Charles Shaw a effectué des études d'architecture à l'université Yale avant 1914. Après la guerre, il voyage en Europe, où il exercera une activité de poète, de romancier et de critique d'art avant de se consacrer à la peinture. Il séjourne à Londres puis à Paris dans le courant des années 20 et, à partir de 1932, il est à Paris, où il entre en contact avec les membres du groupe Abstraction-Création. Ses tableaux appartiennent alors au courant de la peinture abstraite géométrique : il en vient bientôt à réaliser ses premières compositions en forme de triptyque asymétrique, qui sont inspirées par la silhouette des gratte-ciel. Ses œuvres intitulées Plastic Polygone constituent une anticipation des châssis découpés américains des années 60. En 1936, il sera membre fondateur de l'association des American Abstract Artists (A. A. A.). Par la suite, il réalisera quelques reliefs influencés par Jean Arp.

Shee (sir Martin Archer)

Peintre britannique (Dublin 1769  – Brighton 1850).

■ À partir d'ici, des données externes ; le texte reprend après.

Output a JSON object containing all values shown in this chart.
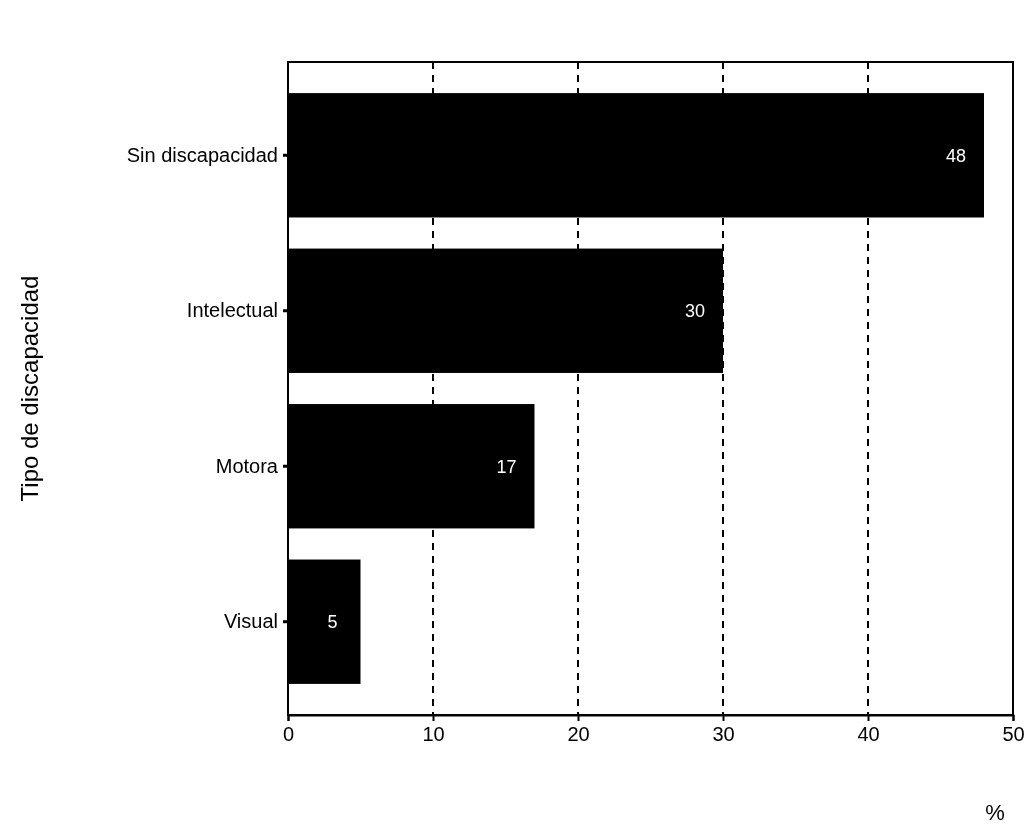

Formé à Dublin, il arriva à Londres en 1788. Introduit par J. Burbe auprès de J. Reynolds, il entra comme élève à la Royal Academy et devint rapidement un portraitiste en vogue, peignant l'aristocratie et les membres de la famille royale : Guillaume IV (Windsor Castle ; Londres, N. P. G. et Royal Academy ; Liverpool, hôtel de ville), la Reine Victoria (Londres, Royal Academy). A. R. A. en 1798, R. A. en 1800, il succéda à Lawrence comme président de la Royal Academy en 1830, jouant un rôle important dans l'action menée vers cette époque par le gouvernement pour la protec tion officielle des arts picturaux. C'est ainsi qu'il obtint le maintien des privilèges de l'Academy lors de son transfert temporaire de Somerset House à la N. G., en 1837. Il sut également défendre l'institution contre les attaques venues de la Chambre des communes. Il est particulièrement bien représenté à Londres, à la Royal Academy (le Fils du peintre, Henry Thomson), à la N. G. (William Thomas Lewis, Thomas Morton) et surtout à la N. P. G. (nombreux tableaux, dont un Autoportrait, 1794), ainsi qu'à York, à la City Art Gal. (Sir William Roscoe), à Adélaïde, à l'Art Gal. of South Australia (le Major O'Shea) et à Liverpool, à la Walker Art Gal. (Peter Atkinson).

Sheeler (Charles)

Peintre américain (Philadelphie 1883  – Dobbs Ferry, New York, 1965).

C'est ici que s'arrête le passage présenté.